Разумеется, я был воспитан в христианской вере, но она лишилась в моих глазах всякой ценности с тех пор, как я осознал, насколько бесполезны священнослужители при решении трудных жизненных проблем. Духовно я плыл по течению хаоса, ни в мыслях, ни в делах я не был способен на нечто значительное, а физически был доведен до крайности. Случай отчаянный, в отчаянии я и пребывал.
Если добрые и злые ангелы действительно могут сыграть в азартную игру за человеческую душу, то наступил один из таких моментов: они, несомненно, кидали кости в последний раз. И, несмотря на это, я чувствовал, что сделал все, что мог. Меня загнали в угол мои ближние, пожалев для меня жизненного пространства, но я не смирялся и продолжал бороться. Я честно и терпеливо трудился — как оказалось, зря. Мне доводилось видеть наживших горы денег мошенников и накопивших большие состояния подлецов.
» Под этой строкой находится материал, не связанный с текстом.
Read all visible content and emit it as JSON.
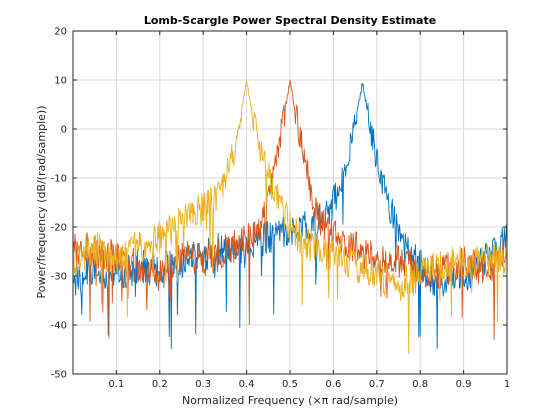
{
  "chart_data": {
    "type": "line",
    "title": "Lomb-Scargle Power Spectral Density Estimate",
    "xlabel": "Normalized Frequency  (×π rad/sample)",
    "ylabel": "Power/frequency (dB/(rad/sample))",
    "xlim": [
      0,
      1
    ],
    "ylim": [
      -50,
      20
    ],
    "xticks": [
      0.1,
      0.2,
      0.3,
      0.4,
      0.5,
      0.6,
      0.7,
      0.8,
      0.9,
      1
    ],
    "xtick_labels": [
      "0.1",
      "0.2",
      "0.3",
      "0.4",
      "0.5",
      "0.6",
      "0.7",
      "0.8",
      "0.9",
      "1"
    ],
    "yticks": [
      -50,
      -40,
      -30,
      -20,
      -10,
      0,
      10,
      20
    ],
    "ytick_labels": [
      "-50",
      "-40",
      "-30",
      "-20",
      "-10",
      "0",
      "10",
      "20"
    ],
    "grid": true,
    "series": [
      {
        "color": "#0072BD",
        "peak": {
          "x": 0.667,
          "y": 9.5
        },
        "x": [
          0.0,
          0.05,
          0.1,
          0.15,
          0.2,
          0.25,
          0.3,
          0.35,
          0.4,
          0.45,
          0.5,
          0.55,
          0.6,
          0.62,
          0.64,
          0.667,
          0.69,
          0.71,
          0.73,
          0.75,
          0.8,
          0.85,
          0.9,
          0.95,
          1.0
        ],
        "y": [
          -31,
          -29,
          -30,
          -28,
          -29,
          -27,
          -26,
          -24,
          -25,
          -22,
          -21,
          -20,
          -15,
          -10,
          -3,
          9.5,
          -2,
          -10,
          -16,
          -22,
          -28,
          -32,
          -30,
          -27,
          -21
        ]
      },
      {
        "color": "#D95319",
        "peak": {
          "x": 0.5,
          "y": 9.7
        },
        "x": [
          0.0,
          0.05,
          0.1,
          0.15,
          0.2,
          0.25,
          0.3,
          0.35,
          0.4,
          0.44,
          0.47,
          0.5,
          0.53,
          0.56,
          0.6,
          0.65,
          0.7,
          0.75,
          0.8,
          0.85,
          0.9,
          0.95,
          1.0
        ],
        "y": [
          -24,
          -25,
          -26,
          -28,
          -30,
          -26,
          -27,
          -25,
          -23,
          -18,
          -6,
          9.7,
          -5,
          -17,
          -22,
          -24,
          -27,
          -27,
          -29,
          -29,
          -27,
          -29,
          -25
        ]
      },
      {
        "color": "#EDB120",
        "peak": {
          "x": 0.4,
          "y": 9.8
        },
        "x": [
          0.0,
          0.05,
          0.1,
          0.15,
          0.2,
          0.25,
          0.3,
          0.34,
          0.37,
          0.4,
          0.43,
          0.46,
          0.5,
          0.55,
          0.6,
          0.65,
          0.7,
          0.75,
          0.8,
          0.85,
          0.9,
          0.95,
          1.0
        ],
        "y": [
          -27,
          -24,
          -27,
          -24,
          -22,
          -19,
          -16,
          -13,
          -5,
          9.8,
          -4,
          -12,
          -20,
          -24,
          -26,
          -28,
          -30,
          -32,
          -30,
          -28,
          -27,
          -27,
          -26
        ]
      }
    ]
  }
}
Их процветание наводило на мысль, что честность — не лучший выбор. Что же тогда делать? Как приступить к иезуитскому злу так, чтобы получить из него благо — мое собственное благо? Вот каким скучным мыслям я предавался, если только подобные блуждающие фантазии отупевшего ума заслуживают называться мыслью.
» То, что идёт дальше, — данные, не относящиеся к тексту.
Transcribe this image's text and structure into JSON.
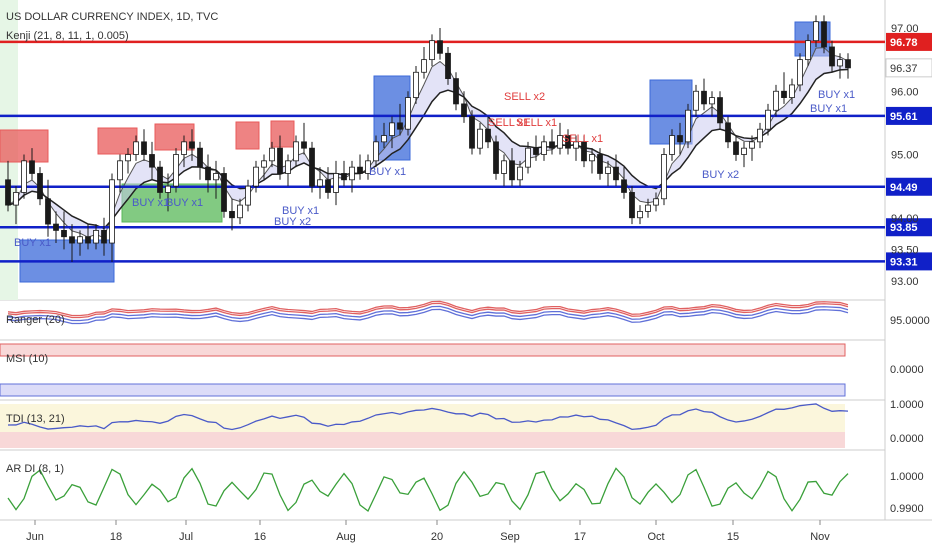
{
  "chart_data": {
    "type": "candlestick",
    "title": "US DOLLAR CURRENCY INDEX, 1D, TVC",
    "indicator_label": "Kenji (21, 8, 11, 1, 0.005)",
    "price_ticks": [
      "97.00",
      "96.37",
      "96.00",
      "95.00",
      "94.00",
      "93.50",
      "93.00"
    ],
    "hlines": [
      {
        "value": 96.78,
        "label": "96.78",
        "color": "#e02020"
      },
      {
        "value": 95.61,
        "label": "95.61",
        "color": "#1020c8"
      },
      {
        "value": 94.49,
        "label": "94.49",
        "color": "#1020c8"
      },
      {
        "value": 93.85,
        "label": "93.85",
        "color": "#1020c8"
      },
      {
        "value": 93.31,
        "label": "93.31",
        "color": "#1020c8"
      }
    ],
    "current_price": "96.37",
    "x_labels": [
      "Jun",
      "18",
      "Jul",
      "16",
      "Aug",
      "20",
      "Sep",
      "17",
      "Oct",
      "15",
      "Nov"
    ],
    "signals": [
      {
        "text": "BUY x1",
        "type": "buy"
      },
      {
        "text": "BUY x1",
        "type": "buy"
      },
      {
        "text": "BUY x1",
        "type": "buy"
      },
      {
        "text": "BUY x1",
        "type": "buy"
      },
      {
        "text": "BUY x2",
        "type": "buy"
      },
      {
        "text": "BUY x1",
        "type": "buy"
      },
      {
        "text": "SELL x2",
        "type": "sell"
      },
      {
        "text": "SELL x1",
        "type": "sell"
      },
      {
        "text": "SELL x1",
        "type": "sell"
      },
      {
        "text": "SELL x1",
        "type": "sell"
      },
      {
        "text": "BUY x2",
        "type": "buy"
      },
      {
        "text": "BUY x1",
        "type": "buy"
      },
      {
        "text": "BUY x1",
        "type": "buy"
      }
    ],
    "candles": [
      [
        94.6,
        94.9,
        94.1,
        94.2
      ],
      [
        94.2,
        94.5,
        93.9,
        94.4
      ],
      [
        94.4,
        95.0,
        94.3,
        94.9
      ],
      [
        94.9,
        95.1,
        94.6,
        94.7
      ],
      [
        94.7,
        94.8,
        94.2,
        94.3
      ],
      [
        94.3,
        94.6,
        93.7,
        93.9
      ],
      [
        93.9,
        94.1,
        93.6,
        93.8
      ],
      [
        93.8,
        94.1,
        93.5,
        93.7
      ],
      [
        93.7,
        93.9,
        93.3,
        93.6
      ],
      [
        93.6,
        93.8,
        93.4,
        93.7
      ],
      [
        93.7,
        93.9,
        93.5,
        93.6
      ],
      [
        93.6,
        93.9,
        93.5,
        93.8
      ],
      [
        93.8,
        94.0,
        93.4,
        93.6
      ],
      [
        93.6,
        94.7,
        93.3,
        94.6
      ],
      [
        94.6,
        95.0,
        94.4,
        94.9
      ],
      [
        94.9,
        95.1,
        94.7,
        95.0
      ],
      [
        95.0,
        95.3,
        94.9,
        95.2
      ],
      [
        95.2,
        95.4,
        94.9,
        95.0
      ],
      [
        95.0,
        95.2,
        94.6,
        94.8
      ],
      [
        94.8,
        94.9,
        94.3,
        94.4
      ],
      [
        94.4,
        94.7,
        94.1,
        94.5
      ],
      [
        94.5,
        95.1,
        94.4,
        95.0
      ],
      [
        95.0,
        95.3,
        94.8,
        95.2
      ],
      [
        95.2,
        95.4,
        94.9,
        95.1
      ],
      [
        95.1,
        95.2,
        94.6,
        94.8
      ],
      [
        94.8,
        95.0,
        94.4,
        94.6
      ],
      [
        94.6,
        94.9,
        94.3,
        94.7
      ],
      [
        94.7,
        94.8,
        94.0,
        94.1
      ],
      [
        94.1,
        94.3,
        93.8,
        94.0
      ],
      [
        94.0,
        94.3,
        93.9,
        94.2
      ],
      [
        94.2,
        94.6,
        94.1,
        94.5
      ],
      [
        94.5,
        94.9,
        94.4,
        94.8
      ],
      [
        94.8,
        95.0,
        94.6,
        94.9
      ],
      [
        94.9,
        95.2,
        94.8,
        95.1
      ],
      [
        95.1,
        95.3,
        94.6,
        94.7
      ],
      [
        94.7,
        95.0,
        94.5,
        94.9
      ],
      [
        94.9,
        95.3,
        94.8,
        95.2
      ],
      [
        95.2,
        95.5,
        95.0,
        95.1
      ],
      [
        95.1,
        95.2,
        94.4,
        94.5
      ],
      [
        94.5,
        94.8,
        94.3,
        94.6
      ],
      [
        94.6,
        94.8,
        94.3,
        94.4
      ],
      [
        94.4,
        94.9,
        94.2,
        94.7
      ],
      [
        94.7,
        94.9,
        94.5,
        94.6
      ],
      [
        94.6,
        94.9,
        94.4,
        94.8
      ],
      [
        94.8,
        95.0,
        94.6,
        94.7
      ],
      [
        94.7,
        95.0,
        94.6,
        94.9
      ],
      [
        94.9,
        95.3,
        94.8,
        95.2
      ],
      [
        95.2,
        95.5,
        95.1,
        95.3
      ],
      [
        95.3,
        95.6,
        95.1,
        95.5
      ],
      [
        95.5,
        95.8,
        95.3,
        95.4
      ],
      [
        95.4,
        96.0,
        95.3,
        95.9
      ],
      [
        95.9,
        96.4,
        95.8,
        96.3
      ],
      [
        96.3,
        96.7,
        96.2,
        96.5
      ],
      [
        96.5,
        96.9,
        96.4,
        96.8
      ],
      [
        96.8,
        97.0,
        96.5,
        96.6
      ],
      [
        96.6,
        96.7,
        96.1,
        96.2
      ],
      [
        96.2,
        96.3,
        95.7,
        95.8
      ],
      [
        95.8,
        96.0,
        95.5,
        95.6
      ],
      [
        95.6,
        95.7,
        95.0,
        95.1
      ],
      [
        95.1,
        95.5,
        95.0,
        95.4
      ],
      [
        95.4,
        95.6,
        95.1,
        95.2
      ],
      [
        95.2,
        95.3,
        94.6,
        94.7
      ],
      [
        94.7,
        95.0,
        94.5,
        94.9
      ],
      [
        94.9,
        95.1,
        94.5,
        94.6
      ],
      [
        94.6,
        94.9,
        94.5,
        94.8
      ],
      [
        94.8,
        95.2,
        94.7,
        95.1
      ],
      [
        95.1,
        95.3,
        94.9,
        95.0
      ],
      [
        95.0,
        95.3,
        94.9,
        95.2
      ],
      [
        95.2,
        95.4,
        95.0,
        95.1
      ],
      [
        95.1,
        95.5,
        95.0,
        95.3
      ],
      [
        95.3,
        95.4,
        95.0,
        95.1
      ],
      [
        95.1,
        95.3,
        94.9,
        95.2
      ],
      [
        95.2,
        95.3,
        94.8,
        94.9
      ],
      [
        94.9,
        95.1,
        94.7,
        95.0
      ],
      [
        95.0,
        95.1,
        94.6,
        94.7
      ],
      [
        94.7,
        94.9,
        94.5,
        94.8
      ],
      [
        94.8,
        95.0,
        94.5,
        94.6
      ],
      [
        94.6,
        94.8,
        94.3,
        94.4
      ],
      [
        94.4,
        94.5,
        93.9,
        94.0
      ],
      [
        94.0,
        94.2,
        93.9,
        94.1
      ],
      [
        94.1,
        94.3,
        94.0,
        94.2
      ],
      [
        94.2,
        94.4,
        94.1,
        94.3
      ],
      [
        94.3,
        95.1,
        94.2,
        95.0
      ],
      [
        95.0,
        95.4,
        94.9,
        95.3
      ],
      [
        95.3,
        95.5,
        95.0,
        95.2
      ],
      [
        95.2,
        95.8,
        95.1,
        95.7
      ],
      [
        95.7,
        96.1,
        95.6,
        96.0
      ],
      [
        96.0,
        96.2,
        95.7,
        95.8
      ],
      [
        95.8,
        96.0,
        95.6,
        95.9
      ],
      [
        95.9,
        96.0,
        95.4,
        95.5
      ],
      [
        95.5,
        95.6,
        95.1,
        95.2
      ],
      [
        95.2,
        95.3,
        94.9,
        95.0
      ],
      [
        95.0,
        95.2,
        94.8,
        95.1
      ],
      [
        95.1,
        95.3,
        94.9,
        95.2
      ],
      [
        95.2,
        95.5,
        95.1,
        95.4
      ],
      [
        95.4,
        95.8,
        95.3,
        95.7
      ],
      [
        95.7,
        96.1,
        95.6,
        96.0
      ],
      [
        96.0,
        96.3,
        95.8,
        95.9
      ],
      [
        95.9,
        96.2,
        95.8,
        96.1
      ],
      [
        96.1,
        96.6,
        96.0,
        96.5
      ],
      [
        96.5,
        96.9,
        96.4,
        96.8
      ],
      [
        96.8,
        97.2,
        96.7,
        97.1
      ],
      [
        97.1,
        97.2,
        96.6,
        96.7
      ],
      [
        96.7,
        96.8,
        96.3,
        96.4
      ],
      [
        96.4,
        96.6,
        96.2,
        96.5
      ],
      [
        96.5,
        96.6,
        96.2,
        96.37
      ]
    ],
    "indicators": [
      {
        "name": "Ranger (20)",
        "axis_tick": "95.0000"
      },
      {
        "name": "MSI (10)",
        "axis_tick": "0.0000"
      },
      {
        "name": "TDI (13, 21)",
        "axis_ticks": [
          "1.0000",
          "0.0000"
        ]
      },
      {
        "name": "AR DI (8, 1)",
        "axis_ticks": [
          "1.0000",
          "0.9900"
        ]
      }
    ]
  },
  "colors": {
    "up": "#1a1a1a",
    "down": "#1a1a1a",
    "support": "#1020c8",
    "resistance": "#e02020",
    "box_red": "#e85a5a",
    "box_blue": "#3b6ad9",
    "box_green": "#58b858"
  }
}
Ночью было ужасно холодно. Руки у меня онемели, и я попытался согреть их у керосиновой лампы, которую хозяйка разрешала мне использовать, несмотря на задержку квартирной платы. При этом я заметил на столе три письма: одно в продолговатом синем конверте, наводящем на мысль о какой-то повестке или о возвращенной рукописи, второе — с мельбурнским почтовым штемпелем, а третье — объемистое послание в квадратном конверте с красно-золотой коронкой на обороте. Я равнодушно перебрал все три письма и, выбрав то, что пришло из Австралии, помедлил несколько мгновений, прежде чем распечатать. Я знал, от кого оно было, и лениво гадал, какие в нем содержатся вести. Несколько месяцев назад я написал подробный отчет о своих растущих долгах и прочих затруднениях старому приятелю, однокурснику по университету. Решив, что Англия слишком тесна для его амбиций, он отправился в более просторный Новый Свет, рассчитывая разбогатеть на добыче золота. Насколько мне было известно, дела у него шли хорошо, он добился довольно солидного положения, и потому я осмелился прямо попросить у него взаймы пятьдесят фунтов. Письмо, без сомнения, содержало ответ, и я мешкал, прежде чем сломать печать.
— Конечно, там отказ, — сказал я сам себе вполголоса. — Как бы добр ни был друг, стоит попросить у него взаймы, и он проявит черствость. Он выразит глубокое сожаление, будет сетовать на упадок торговли и вообще на плохие времена, выразит надежду, что я скоро «выкарабкаюсь». Знаю я все это. Так, в конце концов, стоит ли ожидать, что этот человек окажется непохож на других? У меня нет к нему никаких претензий, только несколько воспоминаний о славных деньках, совместно проведенных в Оксфорде.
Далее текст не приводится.